The Punchline

Livia’s joke.

The department was the set up – gave the context. The whole ‘a man walks into a bar’ thing. The assumption that Livia would only employ the competent and intellectual and smart … The expectation that she’d brought us here to carry the torch for European philosophy … The trust that she has a plan, and we were part of the plan …: that stuff.

And then? Livia knew what she was doing. The pause before the punchline – essential. Because timing is all in telling a joke. The whole thing: the set up, the pause, was about the punchline – and the punchline shouldn’t come too quickly.

Especially when we were the punchline. Us – who were the very opposite of competent and intellectual and smart. Who were the very inversion of Europeans …

So of course there was the pause – it lasted nearly an entire semester. Of course there was Livia’s comic timing – eleven weeks; twelve. But then they met us at the Philosophy Christmas party.

Then they met us, and realised – they couldn’t help but realise – that we were a punchline. That the whole thing was a joke – Livia’s joke.

And to think, they’d been so intrigued by Livia’s bold new venture. By Livia’s swerve. Her clinamen. What was she going to do next? What was her move, after so many surprising, wonderful moves?

It would be worth seeing, after all her other famous Mitteleuropean swerves. Wasn’t she a veritable box of tricks, Livia?

But this was no trick. This was no wonder. What was it then? They scratched their heads. Could it be … Was it possible … that Livia’s last gesture before her retirement was a joke?

Of course, they couldn’t compute, not really. They couldn’t accept it. They couldn’t laugh. It just seemed baffling. And in bad taste. Why would someone do this? Why would Livia deliberately fuck things up?

But it was true, even if they could believe it: we were the punchline, and Livia’s continental philosophy department, in which they been enlisted as advisors, as a college, was a joke played on all of them. On the whole of Tyneford. On the entirety of UK Philosophy. On Europe itself – because what had Europe done to deserve such treatment?   

It wasn’t a joke.

Yes it was.

Well, you weren’t quite part of the joke. She actually respected you.

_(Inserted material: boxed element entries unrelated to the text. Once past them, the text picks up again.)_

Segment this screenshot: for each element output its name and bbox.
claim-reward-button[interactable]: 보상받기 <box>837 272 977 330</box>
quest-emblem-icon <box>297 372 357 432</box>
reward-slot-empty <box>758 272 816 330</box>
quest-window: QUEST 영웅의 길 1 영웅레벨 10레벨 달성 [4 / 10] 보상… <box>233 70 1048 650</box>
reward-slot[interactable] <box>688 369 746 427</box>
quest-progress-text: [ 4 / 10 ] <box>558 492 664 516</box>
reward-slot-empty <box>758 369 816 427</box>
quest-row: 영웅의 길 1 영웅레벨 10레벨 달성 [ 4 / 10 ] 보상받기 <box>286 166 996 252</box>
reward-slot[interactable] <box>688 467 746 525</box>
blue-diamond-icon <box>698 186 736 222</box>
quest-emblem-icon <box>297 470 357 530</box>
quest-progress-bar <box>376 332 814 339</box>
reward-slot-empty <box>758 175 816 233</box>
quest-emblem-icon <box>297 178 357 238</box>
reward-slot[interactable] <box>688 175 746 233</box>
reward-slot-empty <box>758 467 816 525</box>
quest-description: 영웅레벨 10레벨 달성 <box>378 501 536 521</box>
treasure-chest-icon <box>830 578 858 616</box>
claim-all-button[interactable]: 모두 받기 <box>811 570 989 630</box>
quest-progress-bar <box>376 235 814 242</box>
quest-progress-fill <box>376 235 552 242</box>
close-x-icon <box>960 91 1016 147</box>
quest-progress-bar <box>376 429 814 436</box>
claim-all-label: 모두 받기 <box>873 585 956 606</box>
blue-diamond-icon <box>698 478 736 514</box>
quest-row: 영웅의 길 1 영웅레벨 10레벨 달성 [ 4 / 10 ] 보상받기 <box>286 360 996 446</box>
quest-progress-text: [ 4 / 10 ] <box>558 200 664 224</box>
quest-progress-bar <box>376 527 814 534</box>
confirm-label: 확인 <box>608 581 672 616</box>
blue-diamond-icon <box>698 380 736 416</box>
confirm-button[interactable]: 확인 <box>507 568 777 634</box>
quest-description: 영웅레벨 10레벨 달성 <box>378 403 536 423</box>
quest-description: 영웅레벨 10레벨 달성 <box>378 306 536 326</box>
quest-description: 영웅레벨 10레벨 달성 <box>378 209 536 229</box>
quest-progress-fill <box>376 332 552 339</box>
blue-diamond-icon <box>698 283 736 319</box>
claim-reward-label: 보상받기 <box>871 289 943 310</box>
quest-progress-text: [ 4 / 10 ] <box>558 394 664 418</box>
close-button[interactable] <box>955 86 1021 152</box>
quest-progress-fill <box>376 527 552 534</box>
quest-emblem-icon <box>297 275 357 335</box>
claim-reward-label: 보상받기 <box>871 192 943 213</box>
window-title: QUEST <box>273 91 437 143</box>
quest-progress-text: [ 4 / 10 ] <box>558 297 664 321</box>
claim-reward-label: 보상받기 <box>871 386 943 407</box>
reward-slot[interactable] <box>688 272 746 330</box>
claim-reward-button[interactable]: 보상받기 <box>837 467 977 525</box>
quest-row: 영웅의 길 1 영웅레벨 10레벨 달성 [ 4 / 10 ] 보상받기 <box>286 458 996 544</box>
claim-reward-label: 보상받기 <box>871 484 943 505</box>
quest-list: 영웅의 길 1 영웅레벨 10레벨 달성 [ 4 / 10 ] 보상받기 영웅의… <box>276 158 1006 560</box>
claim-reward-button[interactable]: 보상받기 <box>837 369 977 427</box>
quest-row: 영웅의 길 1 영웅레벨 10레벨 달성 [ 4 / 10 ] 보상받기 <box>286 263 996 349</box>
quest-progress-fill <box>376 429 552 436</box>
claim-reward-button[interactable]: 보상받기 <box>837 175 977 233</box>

She wasn’t just some comedian – some joker. She was a wildcard, sure. But what she really was is a trickster – revealing truths through supposed mistakes and seeming mischief. Like Coyote, right – a fool, a trickster, a teacher, a creator? Like Hermes, moving between worlds – between Mitteleuropa and the UK, past and the present, civilization and barbarism … Like Loki, playing pranks and shapeshifting and creating chaos. Like Anasi, the cosmic clown – breaking rules, mocking authority, disrupting the whole established order in order to reveal things. Like Krishna, using deceit, bending the truth, breaking the rules of dharma to save dharma. That’s who Livia was.

Like the Joker, more like. Just some nihilist, mocking everything.

She was about disorder. Instinct. The unconscious. About breaking ordinary patterns. Showing the … hidden dimensions.

And what was she revealing?

Reality itself. What things are. As the absurd – as the serious: both at once. As wisdom and laughter: in simultaneity.


And there they were, Livia’s college, so good at hiding their disappointment. At concealing their confusion. The way they were basically scratching their heads.


See, we’re the punchline. We’re the twist. We’re the surprise. We’re what makes the whole thing funny. Livia needs us as a punchline.

We’re the punchline. We deliver the laughs. But who was laughing? Livia was laughing. Livia and Herwig, probably. Herwig would have found it all very amusing.


We were just Livia’s joke – a joke against us, first of all. That we weren’t in on. That no one except Livia could understand. Livia was taking the piss.

She was always taking the piss. But it was more than taking the piss. Taking the piss, for Livia, was more than taking the piss – you know that.

We were Livia’s jokes. Livia’s pets. Livia’s freak show. Like her own private comedy channel. Like the funnies in her newspaper. Comic relief, right, after a hard day’s mathematico-philosophy.

There’s such a thing as a serious joke.

We’ve lived within a joke – one that we’ve at last half worked. At last half grasped …

We were supposed to work it out. That’s why she left.

What does it mean to live as a joke? To be something that serves only to amuse? Livia’s just a version of the Gnostic demiurge. The Gnostic demiurge is just some ginormous Livia. Laughing and clapping its disgusting hands.